Which is larger, $99^{100}$ or $100^{99}$?
Which is larger, $999^{1000}$ or $1000^{999}$?
Or more generally, for $n$ any natural number: which is larger, $n^{n+1}$ or $(n+1)^n$?
Please do not use a computer, calculator, or any electronic aid to work out the answer for any specific cases of $n$. You should be able to solve this puzzle purely by mathematical reasoning and without calculations, using a computer only to read the question and type the answer :-)
$n^{(n+1)}$ is larger iff $n\geq 3$
$$n^{(n+1)} > (n+1)^n \\n > \left(\frac{n+1}{n}\right)^n \\n > \left(1+\frac 1 n\right)^n$$
The right side increases with $n$, and we know that
$$\lim_{n\to\infty}\left(1+\frac 1 n\right)^n=e$$
Therefore, for $n\geq 3$,
$$n > e > \left(1+\frac 1 n\right)^n$$
Now we only have to check $n=2$ and $n=1$ by hand.
$$2^3 < 3^2\\1^2 < 2^1$$
Asking which of $x^y$ or $y^x$ is bigger is the same as asking which of their logs is bigger, so what comparison sign should fill the blank in $$ y\log x\,\,\,\_\,\,\,x\log y? $$ Rearranging, this becomes $$ \frac{\log x}{x}\,\,\,\_\,\,\,\frac{\log y}y $$ So, letting $f(t)=\frac{\log t}t$, is $f(x)$ or $f(y)$ bigger? Looking at the graph of f(t), we see that $f$ is increases up to a point, then decreases thereafter. To find this point, we compute the derivative $f'(t)=\frac{1-\log t}{t^2}$, then set this to zero, so the maximum of $f$ occurs at $t=e$. In summary:
$x^y-y^x$ has the same sign as $f(x)-f(y)$, which is negative when $x<y<e$, and positve when $e<x<y$.
In our case, we see that $n^{n+1}-(n+1)^n$ will be positive when $n\ge3$, so for almost all $n$, $n^{n+1}>(n+1)^n$.
The question said no calculations as well as no calculators, so here is my answer with the fewest calculations I could manage.
Ask another question: Which pair is going to be closer,
$99^{100}$ and $100^{99}$
or,
$999,999^{1,000,000}$ and $1,000,000^{999,999}$?

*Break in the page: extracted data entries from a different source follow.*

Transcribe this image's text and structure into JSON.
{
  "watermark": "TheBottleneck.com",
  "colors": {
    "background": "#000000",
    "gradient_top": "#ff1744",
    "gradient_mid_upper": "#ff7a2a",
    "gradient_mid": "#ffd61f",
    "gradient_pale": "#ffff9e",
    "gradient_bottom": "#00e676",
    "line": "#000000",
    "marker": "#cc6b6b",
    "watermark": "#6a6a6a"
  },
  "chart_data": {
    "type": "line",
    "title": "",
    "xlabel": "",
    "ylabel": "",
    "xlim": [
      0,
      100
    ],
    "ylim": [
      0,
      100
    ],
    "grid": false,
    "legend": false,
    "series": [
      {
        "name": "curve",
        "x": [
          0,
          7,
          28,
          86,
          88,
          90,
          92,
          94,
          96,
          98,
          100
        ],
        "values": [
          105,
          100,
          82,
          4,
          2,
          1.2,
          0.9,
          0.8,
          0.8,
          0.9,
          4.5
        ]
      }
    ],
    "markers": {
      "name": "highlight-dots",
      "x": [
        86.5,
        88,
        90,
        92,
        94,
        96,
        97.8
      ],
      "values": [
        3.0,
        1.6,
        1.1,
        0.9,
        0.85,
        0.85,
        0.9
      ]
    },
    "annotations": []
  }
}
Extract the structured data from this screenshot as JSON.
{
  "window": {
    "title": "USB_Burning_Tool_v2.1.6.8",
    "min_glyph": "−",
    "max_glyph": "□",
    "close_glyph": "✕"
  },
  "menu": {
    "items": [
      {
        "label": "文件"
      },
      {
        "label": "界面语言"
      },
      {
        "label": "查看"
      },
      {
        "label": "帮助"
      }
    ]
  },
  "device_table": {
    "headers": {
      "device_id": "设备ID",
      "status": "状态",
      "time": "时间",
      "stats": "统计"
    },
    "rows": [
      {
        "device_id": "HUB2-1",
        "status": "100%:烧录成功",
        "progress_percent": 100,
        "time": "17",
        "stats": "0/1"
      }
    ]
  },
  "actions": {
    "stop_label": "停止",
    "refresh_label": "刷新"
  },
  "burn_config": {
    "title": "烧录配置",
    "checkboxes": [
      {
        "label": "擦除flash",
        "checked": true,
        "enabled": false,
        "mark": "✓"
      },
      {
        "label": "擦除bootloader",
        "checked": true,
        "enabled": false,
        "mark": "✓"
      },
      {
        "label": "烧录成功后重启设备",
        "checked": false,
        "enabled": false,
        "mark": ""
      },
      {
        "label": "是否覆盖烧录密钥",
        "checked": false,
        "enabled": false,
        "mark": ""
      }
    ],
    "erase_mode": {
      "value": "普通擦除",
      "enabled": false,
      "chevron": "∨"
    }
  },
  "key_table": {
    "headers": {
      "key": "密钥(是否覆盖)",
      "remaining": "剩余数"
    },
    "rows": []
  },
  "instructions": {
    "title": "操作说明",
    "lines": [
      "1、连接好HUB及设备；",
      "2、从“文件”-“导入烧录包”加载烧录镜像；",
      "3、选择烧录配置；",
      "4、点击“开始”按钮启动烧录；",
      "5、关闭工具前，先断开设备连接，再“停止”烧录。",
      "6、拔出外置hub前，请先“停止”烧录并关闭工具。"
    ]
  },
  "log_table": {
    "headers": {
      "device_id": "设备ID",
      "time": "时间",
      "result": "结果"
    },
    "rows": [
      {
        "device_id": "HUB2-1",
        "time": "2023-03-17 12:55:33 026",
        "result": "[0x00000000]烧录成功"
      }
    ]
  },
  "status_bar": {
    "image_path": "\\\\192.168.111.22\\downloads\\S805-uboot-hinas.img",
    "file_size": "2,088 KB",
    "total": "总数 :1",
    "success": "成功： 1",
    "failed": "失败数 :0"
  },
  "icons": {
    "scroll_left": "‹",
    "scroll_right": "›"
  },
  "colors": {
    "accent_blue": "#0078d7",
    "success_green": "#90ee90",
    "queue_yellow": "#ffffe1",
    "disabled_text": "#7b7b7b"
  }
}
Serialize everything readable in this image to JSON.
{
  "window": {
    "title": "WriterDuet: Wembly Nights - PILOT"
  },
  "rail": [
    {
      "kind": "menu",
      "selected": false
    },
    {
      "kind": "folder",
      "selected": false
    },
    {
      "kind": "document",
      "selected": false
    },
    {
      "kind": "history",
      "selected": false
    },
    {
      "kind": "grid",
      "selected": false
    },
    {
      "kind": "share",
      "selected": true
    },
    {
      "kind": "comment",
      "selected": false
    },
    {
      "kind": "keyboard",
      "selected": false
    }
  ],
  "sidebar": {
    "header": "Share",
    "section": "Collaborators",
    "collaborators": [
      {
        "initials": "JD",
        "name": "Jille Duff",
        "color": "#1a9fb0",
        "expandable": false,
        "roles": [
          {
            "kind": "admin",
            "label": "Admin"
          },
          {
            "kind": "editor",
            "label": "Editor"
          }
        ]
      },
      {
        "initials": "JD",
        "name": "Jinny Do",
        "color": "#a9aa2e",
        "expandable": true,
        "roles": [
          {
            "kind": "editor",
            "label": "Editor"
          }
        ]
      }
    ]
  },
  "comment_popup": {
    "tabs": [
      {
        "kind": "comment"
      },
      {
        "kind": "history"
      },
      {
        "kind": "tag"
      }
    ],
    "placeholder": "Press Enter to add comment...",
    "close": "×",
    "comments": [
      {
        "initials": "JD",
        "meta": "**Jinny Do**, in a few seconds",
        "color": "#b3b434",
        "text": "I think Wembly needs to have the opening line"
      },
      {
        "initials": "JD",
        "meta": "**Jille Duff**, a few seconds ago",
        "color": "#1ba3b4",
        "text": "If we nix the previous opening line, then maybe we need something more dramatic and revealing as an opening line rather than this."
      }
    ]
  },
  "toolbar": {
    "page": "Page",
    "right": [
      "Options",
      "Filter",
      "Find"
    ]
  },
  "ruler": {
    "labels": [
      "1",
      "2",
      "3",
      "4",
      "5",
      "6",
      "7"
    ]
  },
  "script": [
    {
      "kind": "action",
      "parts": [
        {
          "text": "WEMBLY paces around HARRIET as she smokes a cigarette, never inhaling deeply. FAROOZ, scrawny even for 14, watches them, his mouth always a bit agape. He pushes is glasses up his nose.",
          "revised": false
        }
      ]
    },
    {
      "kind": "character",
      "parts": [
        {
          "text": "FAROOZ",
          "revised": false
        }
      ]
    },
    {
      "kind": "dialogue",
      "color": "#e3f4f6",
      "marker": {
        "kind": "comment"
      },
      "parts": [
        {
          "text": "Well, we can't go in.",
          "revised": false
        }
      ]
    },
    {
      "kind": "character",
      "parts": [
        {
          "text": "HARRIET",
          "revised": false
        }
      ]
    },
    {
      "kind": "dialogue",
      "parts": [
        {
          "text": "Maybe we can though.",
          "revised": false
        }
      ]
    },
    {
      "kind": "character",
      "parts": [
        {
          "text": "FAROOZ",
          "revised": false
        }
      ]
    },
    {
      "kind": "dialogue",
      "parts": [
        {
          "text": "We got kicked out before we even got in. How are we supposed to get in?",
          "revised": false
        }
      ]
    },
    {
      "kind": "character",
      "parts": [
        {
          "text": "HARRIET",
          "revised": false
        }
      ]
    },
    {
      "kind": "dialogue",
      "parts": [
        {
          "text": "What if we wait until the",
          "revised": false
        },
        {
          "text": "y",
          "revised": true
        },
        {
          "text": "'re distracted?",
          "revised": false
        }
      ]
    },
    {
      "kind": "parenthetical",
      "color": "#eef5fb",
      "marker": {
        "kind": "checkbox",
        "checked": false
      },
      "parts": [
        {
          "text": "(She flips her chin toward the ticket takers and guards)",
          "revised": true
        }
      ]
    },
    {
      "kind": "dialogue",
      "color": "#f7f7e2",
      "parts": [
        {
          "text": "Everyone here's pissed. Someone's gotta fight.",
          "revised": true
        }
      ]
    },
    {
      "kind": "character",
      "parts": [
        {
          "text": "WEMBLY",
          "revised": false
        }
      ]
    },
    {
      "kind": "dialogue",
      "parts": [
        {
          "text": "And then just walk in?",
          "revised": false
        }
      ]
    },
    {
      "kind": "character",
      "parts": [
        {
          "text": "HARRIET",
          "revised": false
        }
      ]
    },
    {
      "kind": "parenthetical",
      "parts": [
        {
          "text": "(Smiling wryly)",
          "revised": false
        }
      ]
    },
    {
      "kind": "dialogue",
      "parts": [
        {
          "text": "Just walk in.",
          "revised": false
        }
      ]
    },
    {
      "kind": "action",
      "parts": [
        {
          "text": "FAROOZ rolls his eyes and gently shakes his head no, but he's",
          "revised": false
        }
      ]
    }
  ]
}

99 is almost 100 only a bit smaller, so doing another multiplication is making a number that is a bit smaller an other 100 times larger.
999,999 is much closer to a million that 99 is to 100 so the effect of raising an extra power will be much closer to multiplying by an extra million adding 6 zeros.
Clearly $n$ being larger favours $n^{n+1}$ to be the greater of the two.
So how small does $n$ have to be for $n^{n+1}$ to be smaller.
$1^{2} - 2^{1} = 1 - 2 = -1$
$2^{3} - 3^{2} = 8 - 9 = -1$
$3^{4} - 4^{3} = 81 - 64 = 17$Looks like $n^{n+1}$ is biggest when...
n > 2
Negative values of $n$ exhibit the switching of sign expected for multiplying negative numbers, so there is a different rule, but that is left as an exercise, as the question only asked for natural numbers (positive whole numbers).
81 is larger than 64, and that's trivial.
$\endgroup$
– Dorus
Jul 8 '15 at 9:07
For sufficiently large $n$, we can check via division and limits.
$$ \frac{n^{(n+1)}}{(n+1)^n} \\ =\frac{n^{(n+1)}}{(n^n+j*n^{n-1}+k*n^{n-2}+...)} \\ =\frac{n^{(n+1)}}{(n^n+j*n^{n-1}+k*n^{n-2}+...)}*\frac{1/n^n}{1/n^n} \\ =\frac{n}{1+j/n+k/n^2+...} \\ \lim_{n\to\infty}\frac{n}{1+j/n+k/n^2+...}=\infty $$
So we can conclude that for sufficiently large $n$, $$n^{(n+1)} > (n+1)^n \\$$
2012rcampion did the work to show the threshold, where $n$ must be greater than 2.